When your customer’s buying decision considers the timeframe that your equipment can produce revenue, you may need to employ a value model that considers capital life. Two common situations where this applies. The first is when the buying decision considers when the equipment must be replaced due to failure. The second is when the buying decision considers the equipment capability over multiple generations of the customer’s product.
The first case is less common for the primary reason that it’s difficult to substantiate during the buying process. Your beefier parts and more rigorous testing certainly are consistent with long equipment life, but you’ll have a hard time proving it. If you find yourself making a “our machine lasts longer than their machine” argument, be prepared to back it up commercially. For example, you may have to guarantee a free replacement if your equipment fails before the promised time.
On the other hand, it is not unusual for equipment buyers to consider the ability to produce multiple generations of their product when making equipment purchases. See the figure below.

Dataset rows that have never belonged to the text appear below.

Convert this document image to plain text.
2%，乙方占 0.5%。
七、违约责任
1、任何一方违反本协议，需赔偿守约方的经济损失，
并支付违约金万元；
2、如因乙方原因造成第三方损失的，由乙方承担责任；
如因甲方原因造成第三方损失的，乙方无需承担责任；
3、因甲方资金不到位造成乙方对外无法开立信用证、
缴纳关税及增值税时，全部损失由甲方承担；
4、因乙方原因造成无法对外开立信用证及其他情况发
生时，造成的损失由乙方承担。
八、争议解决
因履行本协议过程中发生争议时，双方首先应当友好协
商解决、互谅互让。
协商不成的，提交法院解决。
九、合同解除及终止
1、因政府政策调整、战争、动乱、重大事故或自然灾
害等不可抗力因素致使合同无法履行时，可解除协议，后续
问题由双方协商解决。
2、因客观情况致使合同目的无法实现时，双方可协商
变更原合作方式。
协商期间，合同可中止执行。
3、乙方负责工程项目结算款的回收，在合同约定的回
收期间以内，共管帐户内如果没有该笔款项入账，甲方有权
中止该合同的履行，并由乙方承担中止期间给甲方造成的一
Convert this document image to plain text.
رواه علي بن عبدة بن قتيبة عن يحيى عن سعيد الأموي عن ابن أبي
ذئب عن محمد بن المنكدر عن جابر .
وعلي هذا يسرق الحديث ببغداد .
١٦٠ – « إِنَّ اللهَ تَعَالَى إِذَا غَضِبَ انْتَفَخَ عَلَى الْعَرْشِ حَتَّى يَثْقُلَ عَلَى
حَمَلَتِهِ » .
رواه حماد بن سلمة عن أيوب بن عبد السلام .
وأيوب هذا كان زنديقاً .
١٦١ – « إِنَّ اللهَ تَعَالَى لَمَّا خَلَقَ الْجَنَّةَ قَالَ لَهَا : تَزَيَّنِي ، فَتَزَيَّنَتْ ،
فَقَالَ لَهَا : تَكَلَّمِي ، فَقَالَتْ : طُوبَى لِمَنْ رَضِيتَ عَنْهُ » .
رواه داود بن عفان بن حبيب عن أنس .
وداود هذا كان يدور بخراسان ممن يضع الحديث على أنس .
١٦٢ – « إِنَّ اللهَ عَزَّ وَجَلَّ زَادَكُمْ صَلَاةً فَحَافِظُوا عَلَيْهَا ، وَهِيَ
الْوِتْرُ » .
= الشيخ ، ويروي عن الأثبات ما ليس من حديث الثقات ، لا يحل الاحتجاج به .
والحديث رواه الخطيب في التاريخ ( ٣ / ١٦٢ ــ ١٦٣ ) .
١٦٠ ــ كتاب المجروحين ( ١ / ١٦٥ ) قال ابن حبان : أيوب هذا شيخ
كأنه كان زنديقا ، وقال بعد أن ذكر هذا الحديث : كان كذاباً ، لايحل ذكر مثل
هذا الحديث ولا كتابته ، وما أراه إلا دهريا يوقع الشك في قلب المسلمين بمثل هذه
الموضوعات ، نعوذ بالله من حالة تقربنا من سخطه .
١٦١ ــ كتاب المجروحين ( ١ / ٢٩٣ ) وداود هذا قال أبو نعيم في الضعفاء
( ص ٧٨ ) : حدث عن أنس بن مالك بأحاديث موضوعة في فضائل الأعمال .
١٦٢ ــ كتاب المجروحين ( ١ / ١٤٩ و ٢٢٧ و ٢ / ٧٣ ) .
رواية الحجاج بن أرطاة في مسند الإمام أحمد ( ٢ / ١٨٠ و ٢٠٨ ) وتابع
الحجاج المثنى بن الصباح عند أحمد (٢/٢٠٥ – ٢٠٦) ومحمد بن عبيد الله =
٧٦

For example, in semiconductor-chip manufacturing, each chip generation requires new equipment that can process smaller features and new materials. If the buying decision considers the purchase of new equipment for future product generations, the capital-life value model may be appropriate.
To illustrate, suppose your equipment is five percent slower than your competitor and costs more per system. However, only your equipment is capable of producing process-A products and next generation process-B products. If your customer chooses your competitor, he will need to buy a new set of equipment when he switches his factory over to process B. See the value model for this example below.
|Your Equipment||Competitor’s Equipment|
|Throughput process A||kU/yr||285||300|
|Throughput process B||kU/yr||285||300|
|Target factory capacity||kU/yr||25,000||25,000|
|New systems for process A||#||88||83|
|New systems for process B||#||0||83|
|Total capital expense||$||48,245,614||83,333,333|
In this example, your equipment saves your customer more than $35M despite being slower and more expensive.